The company has 12 subsidiaries across nine markets, including Kenya and Tanzania, and has secured an offer for carbon credit purchases worth $27 million, per financial disclosures filed in the UK. Of this, $8.5 million (Sh1 billion) had been received by the end of December 2024.
Circle Gas seeks additional external funding and is negotiating to upgrade its existing carbon credits into the Paris Agreement’s ‘Letter of Authorisation’ (LoA) category to raise money from higher-value international carbon markets.
An LoA allows carbon credits generated in Kenya to be transferred abroad under Article 6 of the Paris Agreement, with the host country adjusting its national carbon accounting accordingly.
“The group has secured an offer for future carbon credit certificate purchases with a remaining value of $27 million, of this, $8.5 million has been received to date,” Circle Gas says in the disclosures seen by the Business Daily.
M-Gas has so far secured a Letter of Approval from the Kenyan government. Late last month, the company said the planned carbon project “is now progressing toward the next stage of the authorisation process.”
Circle Gas reckons carbon credit sales under the conditions of an LoA are at a significantly higher value than voluntary carbon credit sales, “with the potential to raise additional funding of at least $9 million based on the number of accredited carbon credits held by the Group at the reporting date.”
Safaricom holds an 18.96 percent stake in Circle Gas, and both the telco’s current CEO, Peter Ndegwa, and Michael Joseph, its former chief executive, sit on the UK firm’s board. The Kenyan government owns 35 percent of Safaricom.
Circle Gas’s 12 subsidiaries include M-Gas Limited and Circle Gas Limited in Kenya, as well as M-Gas Solutions Limited and M-Gas Resources Limited in Tanzania. In Kenya, M-Gas sells liquefied petroleum gas (LPG) under a ‘pay-as-you-cook’ model, targeting low-income households.
M-Gas’s cylinders – provided by oil giant TotalEnergies – are fitted with smart meters that track gas usage and automatically disconnect the supply once the paid-for amount is consumed. When gas runs low, the system alerts the firm, which delivers a refilled cylinder to the customer’s home at no extra charge.

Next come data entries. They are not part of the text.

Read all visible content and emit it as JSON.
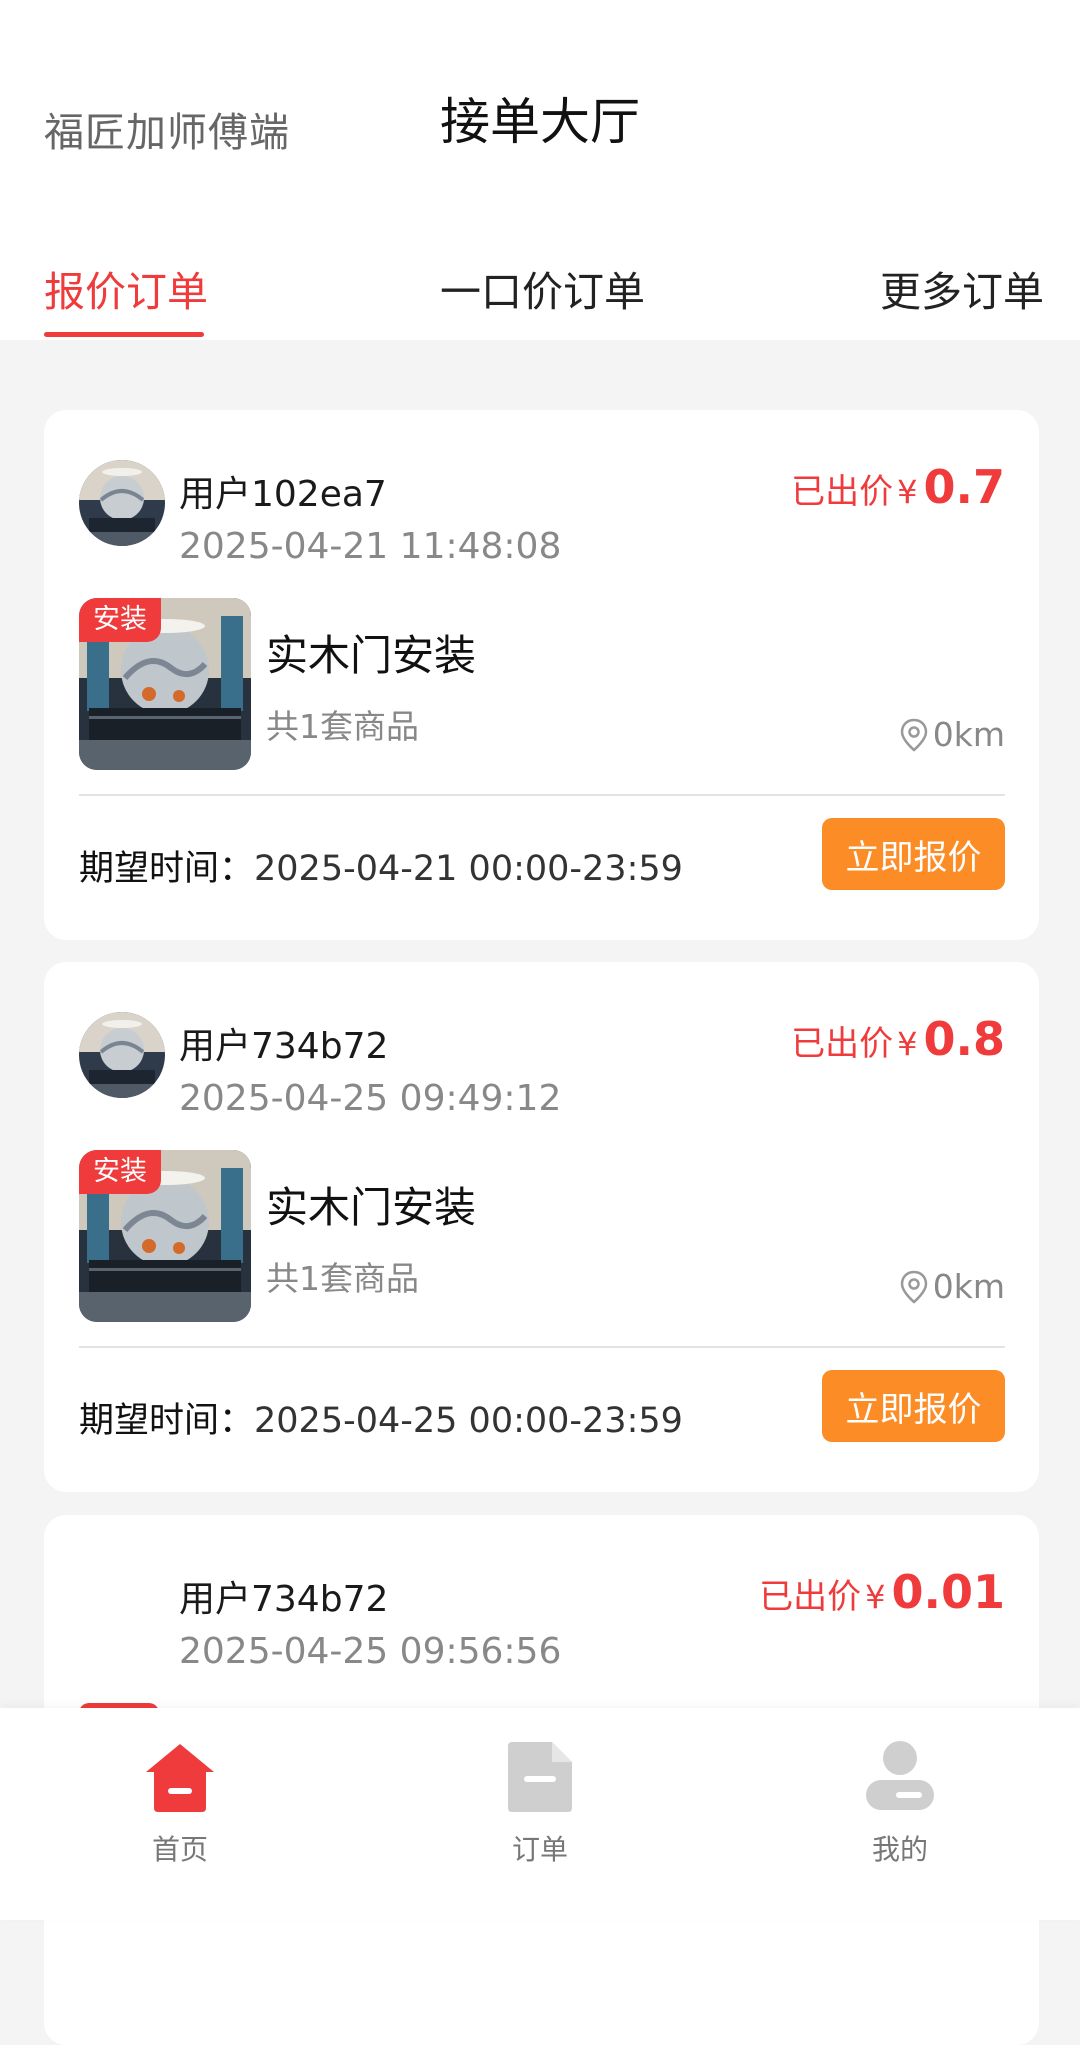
{
  "header": {
    "app_name": "福匠加师傅端",
    "title": "接单大厅"
  },
  "tabs": [
    {
      "label": "报价订单",
      "active": true
    },
    {
      "label": "一口价订单",
      "active": false
    },
    {
      "label": "更多订单",
      "active": false
    }
  ],
  "colors": {
    "accent": "#ef3b3b",
    "button": "#fb8c26"
  },
  "orders": [
    {
      "user": "用户102ea7",
      "time": "2025-04-21 11:48:08",
      "price_label": "已出价",
      "currency": "¥",
      "price": "0.7",
      "tag": "安装",
      "service": "实木门安装",
      "goods": "共1套商品",
      "distance": "0km",
      "expect_label": "期望时间：",
      "expect_value": "2025-04-21 00:00-23:59",
      "button": "立即报价"
    },
    {
      "user": "用户734b72",
      "time": "2025-04-25 09:49:12",
      "price_label": "已出价",
      "currency": "¥",
      "price": "0.8",
      "tag": "安装",
      "service": "实木门安装",
      "goods": "共1套商品",
      "distance": "0km",
      "expect_label": "期望时间：",
      "expect_value": "2025-04-25 00:00-23:59",
      "button": "立即报价"
    },
    {
      "user": "用户734b72",
      "time": "2025-04-25 09:56:56",
      "price_label": "已出价",
      "currency": "¥",
      "price": "0.01"
    }
  ],
  "bottom_nav": [
    {
      "label": "首页",
      "icon": "home-icon",
      "active": true
    },
    {
      "label": "订单",
      "icon": "document-icon",
      "active": false
    },
    {
      "label": "我的",
      "icon": "user-icon",
      "active": false
    }
  ]
}
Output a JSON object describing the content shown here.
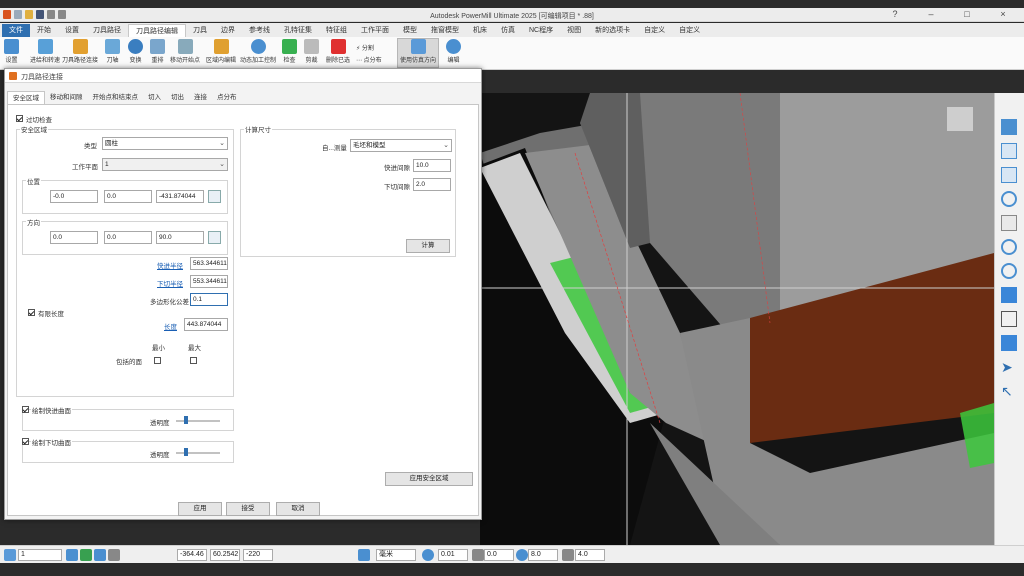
{
  "titlebar": {
    "title": "Autodesk PowerMill Ultimate 2025 [可编辑项目 * .88]"
  },
  "menu": [
    "文件",
    "开始",
    "设置",
    "刀具路径",
    "刀具路径编辑",
    "刀具",
    "边界",
    "参考线",
    "孔特征集",
    "特征组",
    "工作平面",
    "模型",
    "拖窗模型",
    "机床",
    "仿真",
    "NC程序",
    "视图",
    "新的选项卡",
    "自定义",
    "自定义"
  ],
  "ribbon": {
    "buttons": [
      "设置",
      "进给和转速",
      "刀具路径连接",
      "刀轴",
      "变换",
      "重排",
      "移动开始点",
      "区域内编辑",
      "动态加工控制",
      "检查",
      "剪裁",
      "删除已选",
      "使用仿真方向",
      "编辑"
    ],
    "split_label": "分割",
    "distribute_label": "点分布"
  },
  "dialog": {
    "title": "刀具路径连接",
    "tabs": [
      "安全区域",
      "移动和间隙",
      "开始点和结束点",
      "切入",
      "切出",
      "连接",
      "点分布"
    ],
    "gouge_check": "过切检查",
    "safe_area": {
      "group": "安全区域",
      "type_label": "类型",
      "type_value": "圆柱",
      "workplane_label": "工作平面",
      "workplane_value": "1",
      "position_label": "位置",
      "position": [
        "-0.0",
        "0.0",
        "-431.874044"
      ],
      "direction_label": "方向",
      "direction": [
        "0.0",
        "0.0",
        "90.0"
      ],
      "rapid_radius_label": "快进半径",
      "rapid_radius": "563.344611",
      "plunge_radius_label": "下切半径",
      "plunge_radius": "553.344611",
      "poly_tol_label": "多边形化公差",
      "poly_tol": "0.1"
    },
    "finite_length": {
      "label": "有限长度",
      "length_label": "长度",
      "length": "443.874044",
      "min_label": "最小",
      "max_label": "最大",
      "include_label": "包括的面"
    },
    "rapid_surface": {
      "label": "绘制快进曲面",
      "transparency_label": "透明度"
    },
    "plunge_surface": {
      "label": "绘制下切曲面",
      "transparency_label": "透明度"
    },
    "calc": {
      "group": "计算尺寸",
      "auto_label": "自...测量",
      "auto_value": "毛坯和模型",
      "rapid_gap_label": "快进间隙",
      "rapid_gap": "10.0",
      "plunge_gap_label": "下切间隙",
      "plunge_gap": "2.0",
      "calc_button": "计算"
    },
    "apply_safe_button": "应用安全区域",
    "apply_button": "应用",
    "accept_button": "接受",
    "cancel_button": "取消"
  },
  "statusbar": {
    "layer": "1",
    "x": "-364.46",
    "y": "60.2542",
    "z": "-220",
    "units": "毫米",
    "tol": "0.01",
    "thick": "0.0",
    "step": "8.0",
    "angle": "4.0"
  },
  "colors": {
    "accent": "#2f6fb0",
    "green": "#3cc83c",
    "brown": "#6a2c12",
    "gray": "#9a9a9a"
  }
}
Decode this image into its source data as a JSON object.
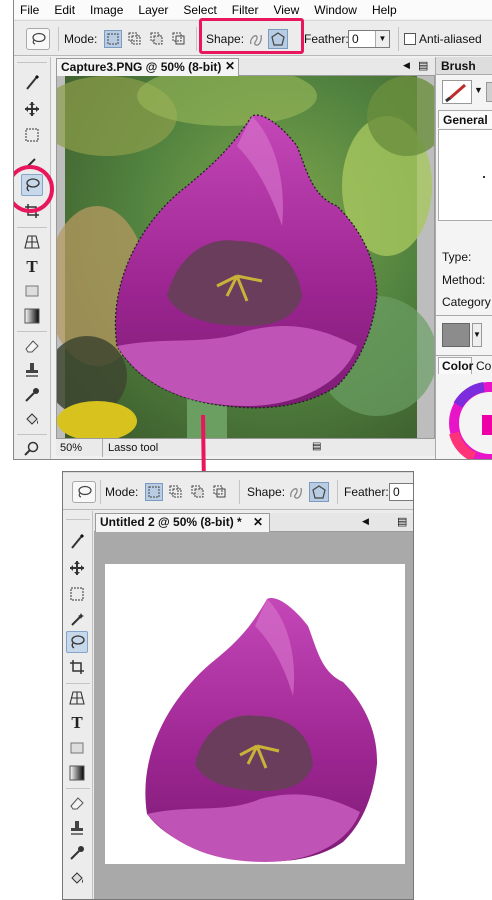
{
  "top": {
    "menu": [
      "File",
      "Edit",
      "Image",
      "Layer",
      "Select",
      "Filter",
      "View",
      "Window",
      "Help"
    ],
    "options": {
      "mode_label": "Mode:",
      "shape_label": "Shape:",
      "feather_label": "Feather:",
      "feather_value": "0",
      "antialias_label": "Anti-aliased"
    },
    "document": {
      "tab_title": "Capture3.PNG @ 50% (8-bit)",
      "close_glyph": "✕",
      "zoom": "50%",
      "status_text": "Lasso tool"
    },
    "panel": {
      "brush_tab": "Brush",
      "general_tab": "General",
      "type_label": "Type:",
      "method_label": "Method:",
      "category_label": "Category",
      "color_tab": "Color",
      "color_tab_2": "Co"
    }
  },
  "bottom": {
    "options": {
      "mode_label": "Mode:",
      "shape_label": "Shape:",
      "feather_label": "Feather:",
      "feather_value": "0"
    },
    "document": {
      "tab_title": "Untitled 2 @ 50% (8-bit) *",
      "close_glyph": "✕"
    }
  },
  "colors": {
    "highlight": "#e8175d",
    "tulip": "#a0279a",
    "selected_button": "#b8cde3"
  }
}
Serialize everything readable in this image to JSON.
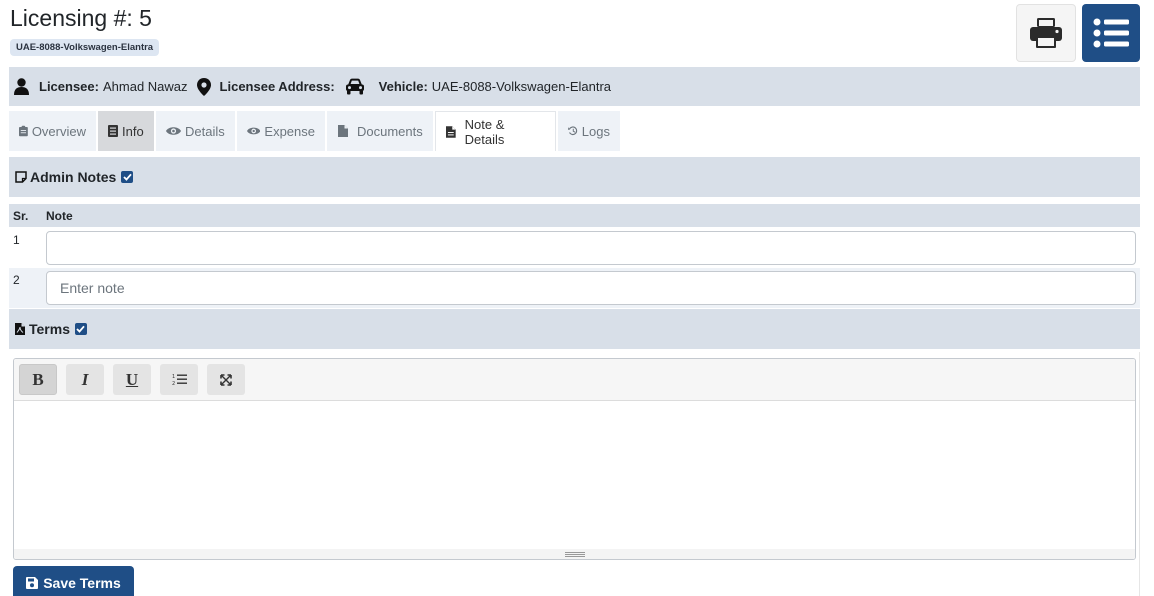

M-Gas’s push comes amid heightened scrutiny of carbon credit projects in Kenya following the recent collapse of clean-cooking startup Koko Networks.
Koko shut down on January 30 after it failed to secure a government Letter of Authorisation despite a 2024 investment framework that would have allowed it to sell carbon credits. This was a week after M-Gas announced it had secured its Letter of Approval.
Koko had subsidised bioethanol stoves and fuel for over 1.5 million households, relying on carbon credits to recover losses, but the government said approving its request would have allowed a single firm to exhaust Kenya’s share of global compliance markets.
The startup invested about $300 million (Sh38.7 billion) in Kenya and is now under administration.
Circle Gas plans to use the carbon credit strategy to raise additional external funding for growth. The group reported an operating loss of $24.2 million for the year ended December 2024, down from $33.3 million in the year ended December 2023.
The group’s evaluation assumes it will raise $20 million (Sh2.5 billion) in third-party funding by June 30 to finance further expansion, including investment in smart meters used on its LPG cylinders. At the time of approving the financial statements, this funding had not been fully secured.
Without the new capital, the company has warned it could be forced to scale back investment plans to conserve cash. It said net cash outflows would fall to about $34 million, compared with $56.7 million projected in the growth case.
“Net cash outflows will reduce to approximately $34.0m, which will be funded by the other sources of working capital finance,” the company says, referencing the carbon credit sales and $8.2 million (Sh1 billion) VAT refund from the Kenya Revenue Authority (KRA).